Nel caso di specie, una Struttura sanitaria campana, operante in regime di accreditamento e convenzionata con la ASL, chiedeva ad una sua dipendente la produzione del titolo abilitante all’esercizio della professione. Quest’ultima – che da molti anni prestava la propria attività presso quel datore di lavoro – respingeva la richiesta ritenendola pretestuosa. Ne seguiva il licenziamento, motivato dall’impossibilità sopravvenuta della prestazione, atteso che il titolo posseduto dalla lavoratrice, un diploma rilasciato all’esito di un corso biennale, non poteva più considerarsi validamente abilitante all’esercizio delle mansioni di massofisioterapista, dalla medesima fino a quel momento svolte.
La dipendente ricorreva al giudice del lavoro, che tuttavia rigettava il ricorso. Né miglior sorte toccava all’appello proposto dalla lavoratrice.

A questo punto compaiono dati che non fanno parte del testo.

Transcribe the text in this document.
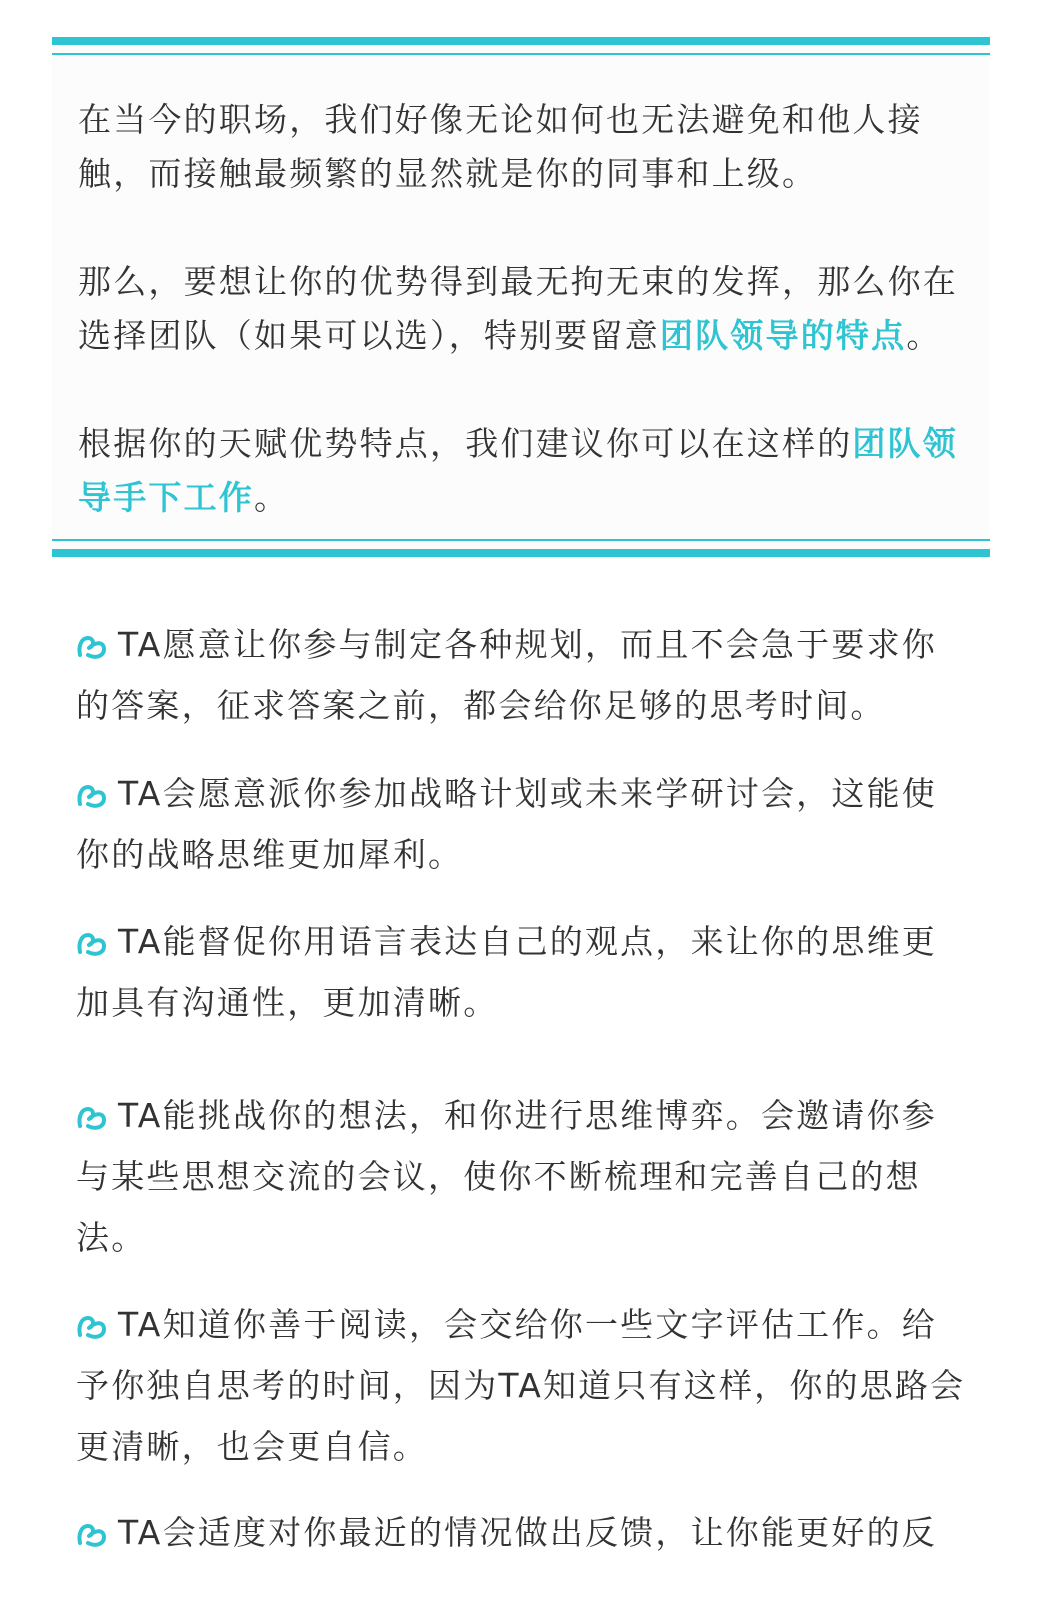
在当今的职场，我们好像无论如何也无法避免和他人接触，而接触最频繁的显然就是你的同事和上级。

那么，要想让你的优势得到最无拘无束的发挥，那么你在选择团队（如果可以选），特别要留意团队领导的特点。

根据你的天赋优势特点，我们建议你可以在这样的团队领导手下工作。

TA愿意让你参与制定各种规划，而且不会急于要求你的答案，征求答案之前，都会给你足够的思考时间。

TA会愿意派你参加战略计划或未来学研讨会，这能使你的战略思维更加犀利。

TA能督促你用语言表达自己的观点，来让你的思维更加具有沟通性，更加清晰。

TA能挑战你的想法，和你进行思维博弈。会邀请你参与某些思想交流的会议，使你不断梳理和完善自己的想法。

TA知道你善于阅读，会交给你一些文字评估工作。给予你独自思考的时间，因为TA知道只有这样，你的思路会更清晰，也会更自信。

TA会适度对你最近的情况做出反馈，让你能更好的反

La Corte, infatti – all’esito di una ricostruzione storico-normativa della figura professionale in questione – respingeva gli assunti dell’appellante in ordine alla prospettata equipollenza automatica del titolo biennale posseduto con il diploma universitario previsto a seguito della riforma delle professioni sanitarie (l. 502/92 e ss.mm.ii.), evidenziando che il mancato possesso di un titolo rilasciato all’esito di un corso triennale determinava l’impossibilità sopravvenuta della prestazione che legittimamente aveva determinato il recesso della Struttura sanitaria.
Respingeva, la Corte, altresì ogni doglianza in ordine all’omesso tentativo di ricollocazione in altri ambiti lavorativi, affermando come l’organico della Struttura – in forza del convenzionamento con la ASL – fosse determinato da quest’ultima, che anno per anno stabiliva quantità e qualità delle prestazioni erogabili dalle Strutture accreditate, come pure le figure professionali che dovevano essere presenti, nonché la percentuale di personale dipendente ed autonomo.

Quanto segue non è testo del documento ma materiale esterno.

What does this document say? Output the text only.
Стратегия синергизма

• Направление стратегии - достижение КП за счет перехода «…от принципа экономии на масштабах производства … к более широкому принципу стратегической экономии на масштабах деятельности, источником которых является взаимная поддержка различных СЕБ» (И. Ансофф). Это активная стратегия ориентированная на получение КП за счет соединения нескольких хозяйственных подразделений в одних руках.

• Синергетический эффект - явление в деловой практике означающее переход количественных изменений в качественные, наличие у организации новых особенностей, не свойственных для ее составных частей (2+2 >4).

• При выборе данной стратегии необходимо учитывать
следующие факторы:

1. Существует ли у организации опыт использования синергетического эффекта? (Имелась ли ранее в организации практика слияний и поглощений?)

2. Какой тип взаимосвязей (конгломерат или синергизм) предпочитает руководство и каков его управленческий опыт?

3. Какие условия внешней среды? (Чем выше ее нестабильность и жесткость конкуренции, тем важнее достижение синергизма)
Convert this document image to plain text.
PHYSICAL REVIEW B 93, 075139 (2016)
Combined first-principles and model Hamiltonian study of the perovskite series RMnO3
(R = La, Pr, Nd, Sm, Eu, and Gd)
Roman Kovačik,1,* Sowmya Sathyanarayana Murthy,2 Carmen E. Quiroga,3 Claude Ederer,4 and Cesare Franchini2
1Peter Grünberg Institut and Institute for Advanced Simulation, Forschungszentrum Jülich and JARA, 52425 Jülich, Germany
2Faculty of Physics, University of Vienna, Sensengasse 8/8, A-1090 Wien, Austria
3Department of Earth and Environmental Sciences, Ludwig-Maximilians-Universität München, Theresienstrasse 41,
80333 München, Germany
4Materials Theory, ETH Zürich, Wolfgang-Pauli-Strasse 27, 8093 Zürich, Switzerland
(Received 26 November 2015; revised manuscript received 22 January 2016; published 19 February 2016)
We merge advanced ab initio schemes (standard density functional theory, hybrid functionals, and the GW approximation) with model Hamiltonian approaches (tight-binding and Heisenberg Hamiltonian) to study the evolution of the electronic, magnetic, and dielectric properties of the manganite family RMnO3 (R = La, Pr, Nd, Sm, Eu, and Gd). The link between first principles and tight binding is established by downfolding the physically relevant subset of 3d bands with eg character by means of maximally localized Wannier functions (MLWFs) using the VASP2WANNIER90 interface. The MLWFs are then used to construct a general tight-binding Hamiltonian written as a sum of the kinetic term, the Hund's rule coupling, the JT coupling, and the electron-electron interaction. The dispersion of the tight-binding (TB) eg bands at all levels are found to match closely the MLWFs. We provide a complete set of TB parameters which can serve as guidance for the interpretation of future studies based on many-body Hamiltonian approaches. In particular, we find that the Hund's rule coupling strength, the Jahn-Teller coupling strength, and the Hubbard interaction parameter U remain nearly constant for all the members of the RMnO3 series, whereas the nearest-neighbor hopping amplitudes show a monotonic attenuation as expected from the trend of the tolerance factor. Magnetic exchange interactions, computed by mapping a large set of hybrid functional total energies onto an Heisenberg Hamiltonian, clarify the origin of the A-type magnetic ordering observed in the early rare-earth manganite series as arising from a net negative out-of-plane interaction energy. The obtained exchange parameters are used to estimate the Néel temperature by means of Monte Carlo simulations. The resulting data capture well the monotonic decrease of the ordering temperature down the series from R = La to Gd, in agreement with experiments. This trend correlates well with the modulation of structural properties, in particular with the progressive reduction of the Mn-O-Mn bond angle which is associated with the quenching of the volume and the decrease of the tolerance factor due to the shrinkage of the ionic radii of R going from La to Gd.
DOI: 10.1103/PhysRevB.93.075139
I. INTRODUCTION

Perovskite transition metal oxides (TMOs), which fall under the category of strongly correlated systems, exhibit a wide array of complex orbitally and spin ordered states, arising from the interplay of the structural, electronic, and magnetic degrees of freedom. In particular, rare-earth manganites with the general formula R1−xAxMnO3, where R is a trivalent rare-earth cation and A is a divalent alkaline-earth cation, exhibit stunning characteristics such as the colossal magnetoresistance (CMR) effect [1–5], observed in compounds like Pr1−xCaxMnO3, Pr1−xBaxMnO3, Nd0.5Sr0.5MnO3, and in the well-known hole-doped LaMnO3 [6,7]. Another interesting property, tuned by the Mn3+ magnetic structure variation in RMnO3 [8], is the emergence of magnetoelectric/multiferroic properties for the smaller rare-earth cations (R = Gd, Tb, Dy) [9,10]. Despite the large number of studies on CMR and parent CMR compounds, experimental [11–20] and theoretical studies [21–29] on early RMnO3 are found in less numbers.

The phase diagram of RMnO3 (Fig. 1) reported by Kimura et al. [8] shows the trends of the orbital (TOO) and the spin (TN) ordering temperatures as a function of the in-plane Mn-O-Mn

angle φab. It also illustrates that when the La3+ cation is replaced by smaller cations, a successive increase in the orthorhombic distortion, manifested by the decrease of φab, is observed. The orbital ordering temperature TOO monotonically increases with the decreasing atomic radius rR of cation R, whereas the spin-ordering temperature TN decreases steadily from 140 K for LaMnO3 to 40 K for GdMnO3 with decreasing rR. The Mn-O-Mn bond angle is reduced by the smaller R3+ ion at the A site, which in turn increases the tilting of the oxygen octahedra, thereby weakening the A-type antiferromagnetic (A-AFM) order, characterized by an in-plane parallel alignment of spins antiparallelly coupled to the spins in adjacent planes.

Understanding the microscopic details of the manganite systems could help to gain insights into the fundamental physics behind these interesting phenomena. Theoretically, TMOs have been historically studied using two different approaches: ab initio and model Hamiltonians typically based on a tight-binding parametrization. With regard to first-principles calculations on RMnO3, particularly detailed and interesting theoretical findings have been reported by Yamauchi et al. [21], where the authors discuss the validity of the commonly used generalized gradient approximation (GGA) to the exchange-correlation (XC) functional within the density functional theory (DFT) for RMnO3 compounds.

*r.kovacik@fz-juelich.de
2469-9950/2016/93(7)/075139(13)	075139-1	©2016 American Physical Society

La lavoratrice, pertanto, ricorreva per la cassazione di tale ultima sentenza.
La Suprema Corte, tuttavia, respinge ancora una volta il ricorso, confermando il licenziamento.
Ed invero, gli Ermellini – al di là degli ulteriori aspetti esaminati, non rilevanti ai fini che ci occupano – ricostruiscono nuovamente la vicenda storica della figura professionale in argomento, richiamando altresì la giurisprudenza amministrativa formatasi in ordine all’equipollenza dei titoli del pregresso ordinamento con quelli conseguenti all’introduzione del diploma universitario.
Più precisamente, la Corte sposa l’iter argomentativo utilizzato dal Consiglio di Stato nella sentenza 5225/07 – nella quale si pronunciava in ordine alla legittimità del D.M. 27 luglio 2000, che annovera tra i titoli equipollenti al diploma universitario di fisioterapista il diploma di massofisioterapista solo se conseguito all’esito di un corso triennale – affermando che va rigettata la tesi per cui tutti i titoli preesistenti devono essere riconosciuti come equipollenti ai diplomi universitari di nuova istituzione.
Tale equipollenza, infatti, può operare in via automatica solo se il relativo diploma sia stato conseguito all’esito di un corso già regolamentato a livello nazionale, vale a dire in presenza di moduli formativi la cui uniformità ed equivalenza fosse già riconosciuta nel regime previgente.

Nel caso dei massofisioterapisti, viceversa, la legge istitutiva di tale profilo professionale non dettava alcuna norma sul percorso formativo, che è stato diversamente regolamentato da Regione a Regione, con la conseguenza che i titoli in tal modo rilasciati non potevano fruire di alcun riconoscimento automatico in tema di equipollenza.
In tale stato di cose, pertanto, il DM 27.7.2000 non ha fatto altro che selezionare – nell’ambito dei vari percorsi formativi previsti nelle varie Regioni – quelli ritenuti in grado di assicurare all’operatore un livello adeguato allo svolgimento di una professione che oggi richiederebbe il conseguimento di un diploma di laurea triennale.
Chiarito, pertanto, che il titolo conseguito all’esito di un corso biennale non era più sufficiente ad abilitare la lavoratrice alle mansioni sino ad allora svolte, la Corte rileva che quest’ultima neppure aveva dedotto di essersi iscritta ad un corso per il conseguimento di un valido titolo abilitante, di talché l’impossibilità della prestazione non poteva considerarsi solo temporanea, ma definitiva, con ogni conseguenza – anche sotto tale aspetto – della legittimità dell’operato licenziamento.